Now that the semester is over, I’m excited to catch up with posting about some more analytical research I worked on last summer, together with Fernando Gama and Alejandro Ribeiro. This was a fairly theoretical work analyzing the discriminability impact of nonlinearities in a graph neural network (GNN) architecture. The paper has been published in IEEE ICASSP 2021 and is available on arXiv.

This work focused on convolutional GNNs, which extend the idea of convolutional filters in images to arbitrary graph signals. In a traditional image CNN, the image can be interpreted as a signal defined over pixels, where each pixel is a node in a grid-like graph with four neighbors. Convolutional filters then perform local aggregations of each node’s neighboring signals. One branch of GNN research involves defining how convolutions should behave over arbitrary, non-grid graphs, where each node has a varying number of neighbors with no notion of “order.”

Our paper uses one particular way of defining a convolution. Namely, we let the convolutional operator be defined using a polynomial in the graph shift operator, where the polynomial coefficients are learnable weights. The graph shift operator is a matrix that respects the edge structure of the underlying graph, such as the adjacency matrix or graph Laplacian.

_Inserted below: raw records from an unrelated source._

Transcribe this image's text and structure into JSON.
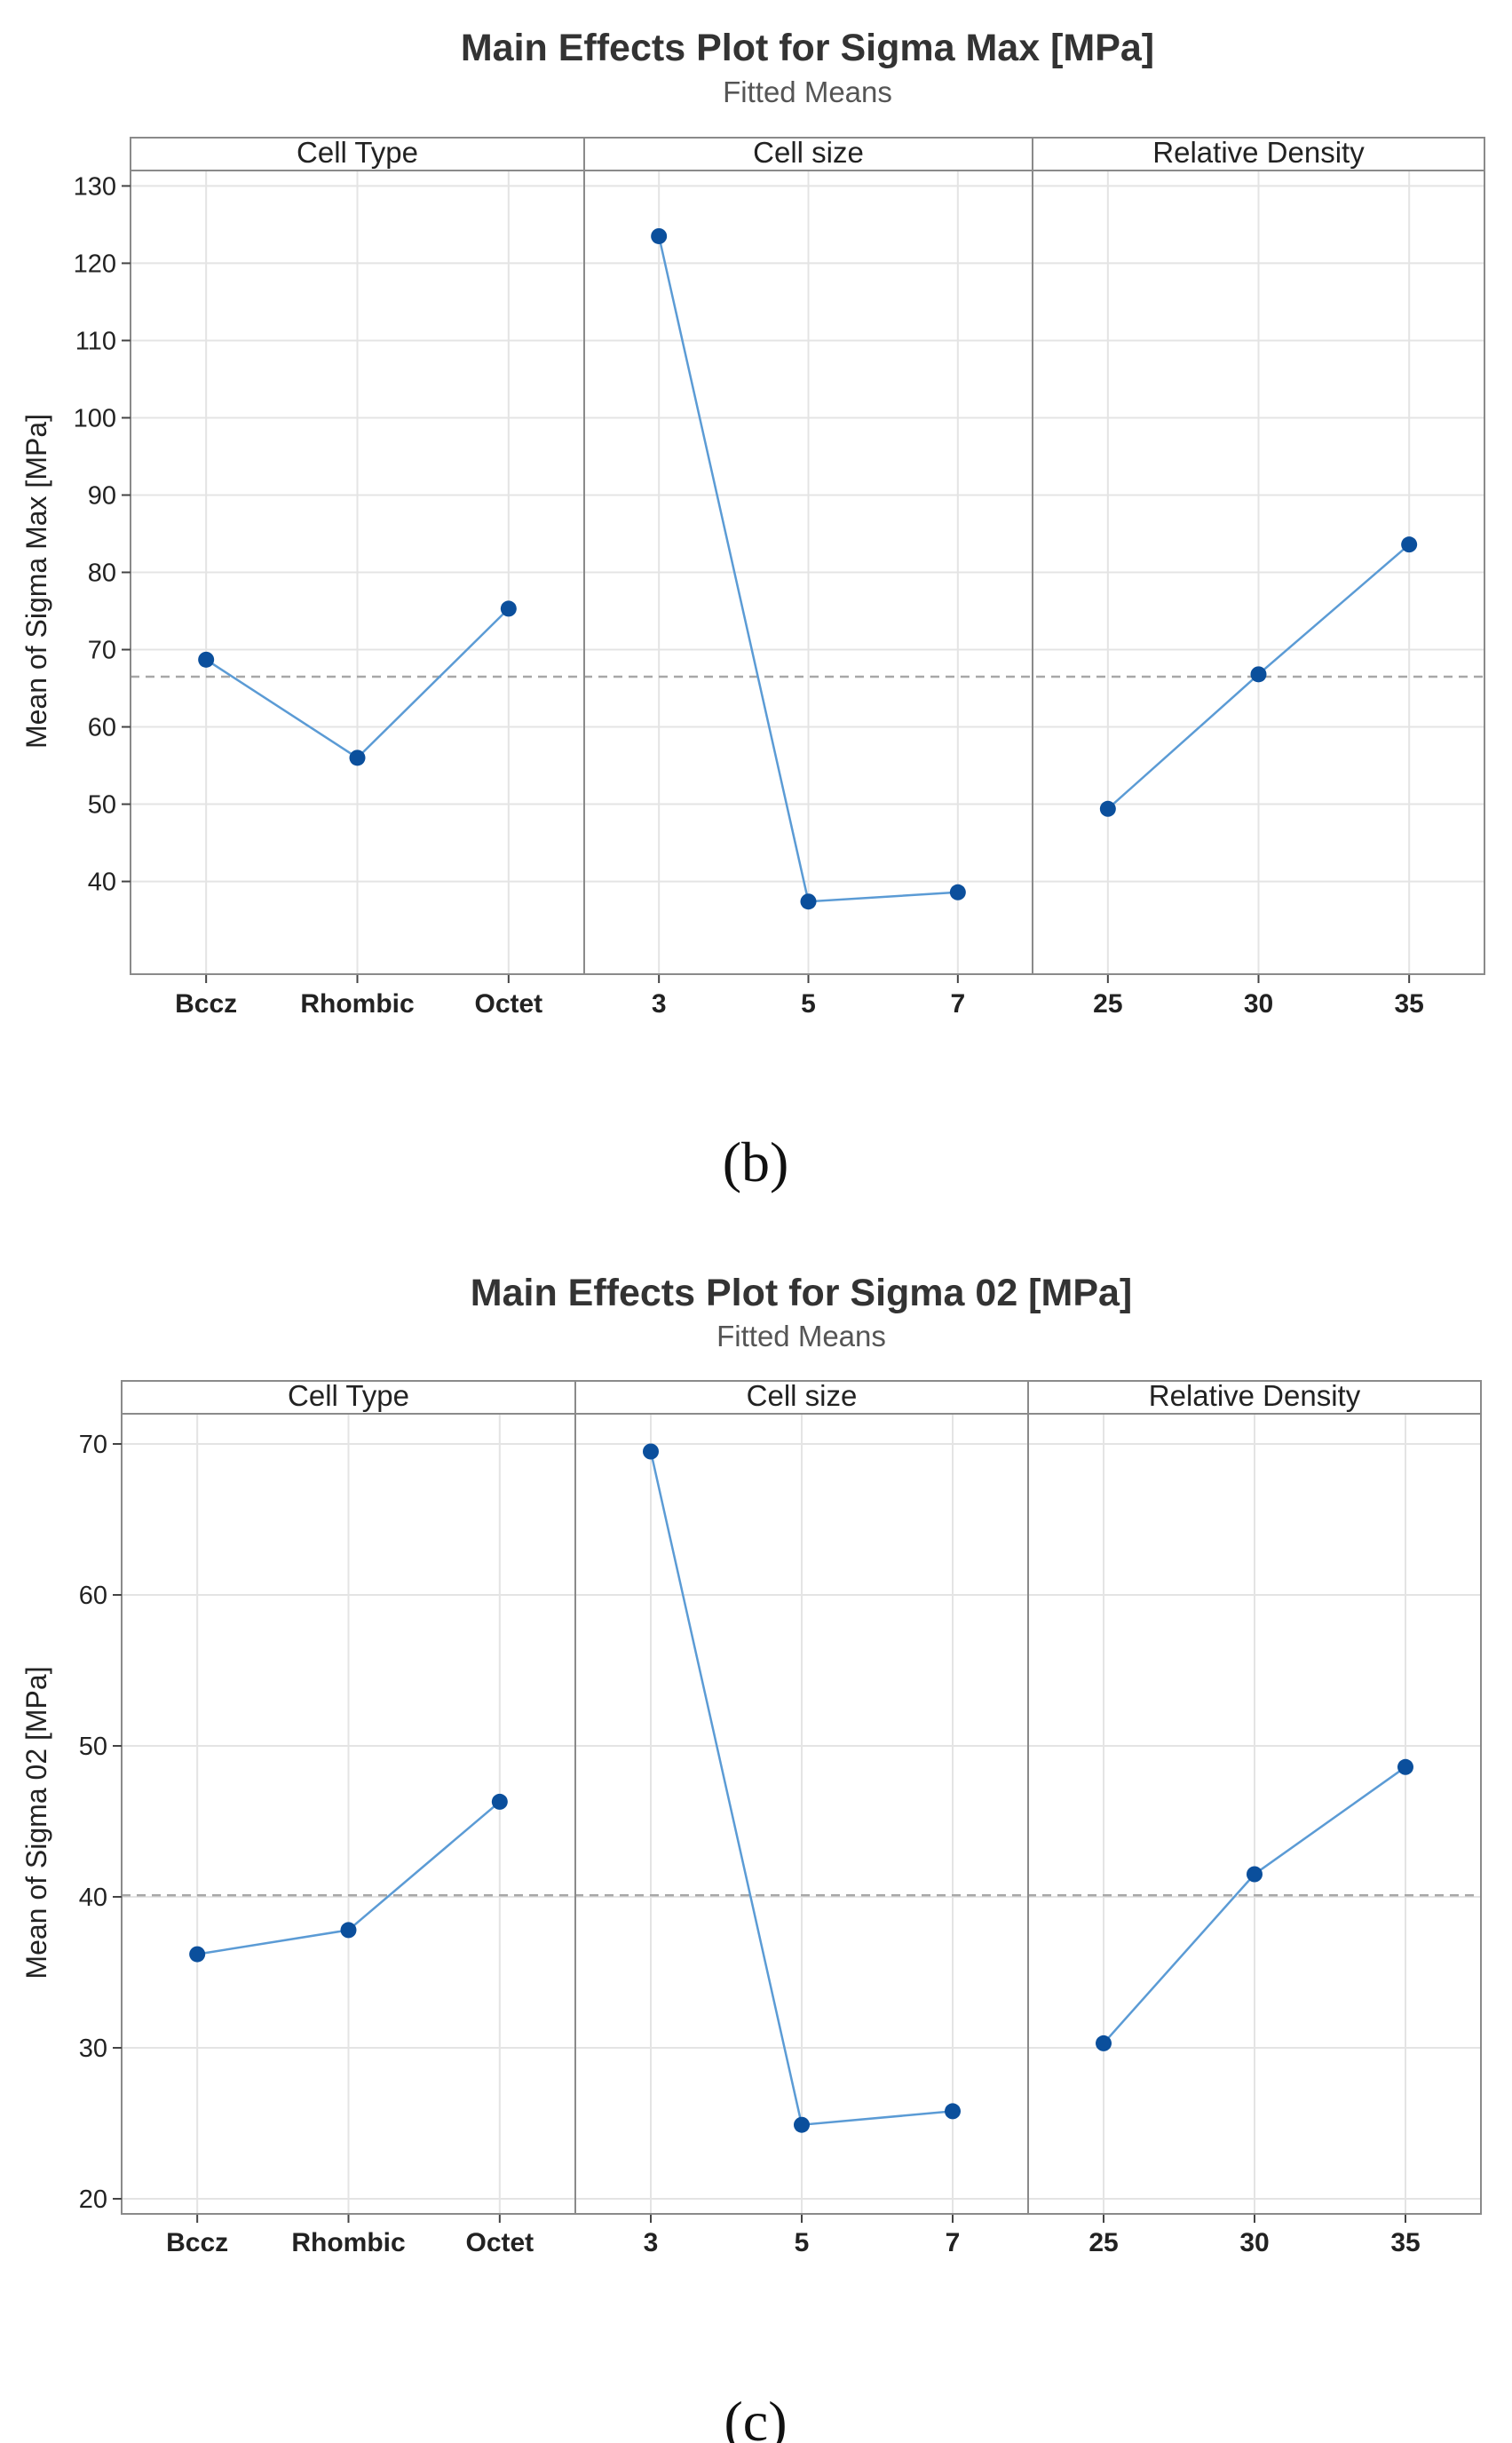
{
  "chart_data": [
    {
      "type": "line",
      "id": "sigma-max",
      "title": "Main Effects Plot for Sigma Max [MPa]",
      "subtitle": "Fitted Means",
      "ylabel": "Mean of Sigma Max [MPa]",
      "caption": "(b)",
      "ylim": [
        28,
        132
      ],
      "yticks": [
        40,
        50,
        60,
        70,
        80,
        90,
        100,
        110,
        120,
        130
      ],
      "reference_mean": 66.5,
      "colors": {
        "line": "#5b9bd5",
        "marker": "#0b4f9c",
        "reference": "#a8a8a8"
      },
      "panels": [
        {
          "name": "Cell Type",
          "categories": [
            "Bccz",
            "Rhombic",
            "Octet"
          ],
          "values": [
            68.7,
            56.0,
            75.3
          ]
        },
        {
          "name": "Cell size",
          "categories": [
            "3",
            "5",
            "7"
          ],
          "values": [
            123.5,
            37.4,
            38.6
          ]
        },
        {
          "name": "Relative Density",
          "categories": [
            "25",
            "30",
            "35"
          ],
          "values": [
            49.4,
            66.8,
            83.6
          ]
        }
      ]
    },
    {
      "type": "line",
      "id": "sigma-02",
      "title": "Main Effects Plot for Sigma 02 [MPa]",
      "subtitle": "Fitted Means",
      "ylabel": "Mean of Sigma 02 [MPa]",
      "caption": "(c)",
      "ylim": [
        19,
        72
      ],
      "yticks": [
        20,
        30,
        40,
        50,
        60,
        70
      ],
      "reference_mean": 40.1,
      "colors": {
        "line": "#5b9bd5",
        "marker": "#0b4f9c",
        "reference": "#a8a8a8"
      },
      "panels": [
        {
          "name": "Cell Type",
          "categories": [
            "Bccz",
            "Rhombic",
            "Octet"
          ],
          "values": [
            36.2,
            37.8,
            46.3
          ]
        },
        {
          "name": "Cell size",
          "categories": [
            "3",
            "5",
            "7"
          ],
          "values": [
            69.5,
            24.9,
            25.8
          ]
        },
        {
          "name": "Relative Density",
          "categories": [
            "25",
            "30",
            "35"
          ],
          "values": [
            30.3,
            41.5,
            48.6
          ]
        }
      ]
    }
  ]
}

With this definition in place, we consider a single-layer GNN with a bank of convolutional filters followed by a nonlinearity such as tanh. We analyze this GNN’s ability to discriminate pairs of signals, with and without the inclusion of the nonlinearity. Previous work has shown that graph filters can only vary significantly in their low-frequency range if stability to perturbations in the graph support is to be respected (where frequency is related to the eigenvalues of the shift operator). We therefore say that the GNN can discriminate two signals if their difference after processing lies in the span of low-frequency eigenvectors.

Our main results then show that the addition of nonlinearities can only increase the discriminability of GNNs, characterize the space of signals that cannot be discriminated by either, and demonstrate a practical case where GNNs are strictly more discriminative with nonlinearities. We provide support for the theorems with numerical experiments.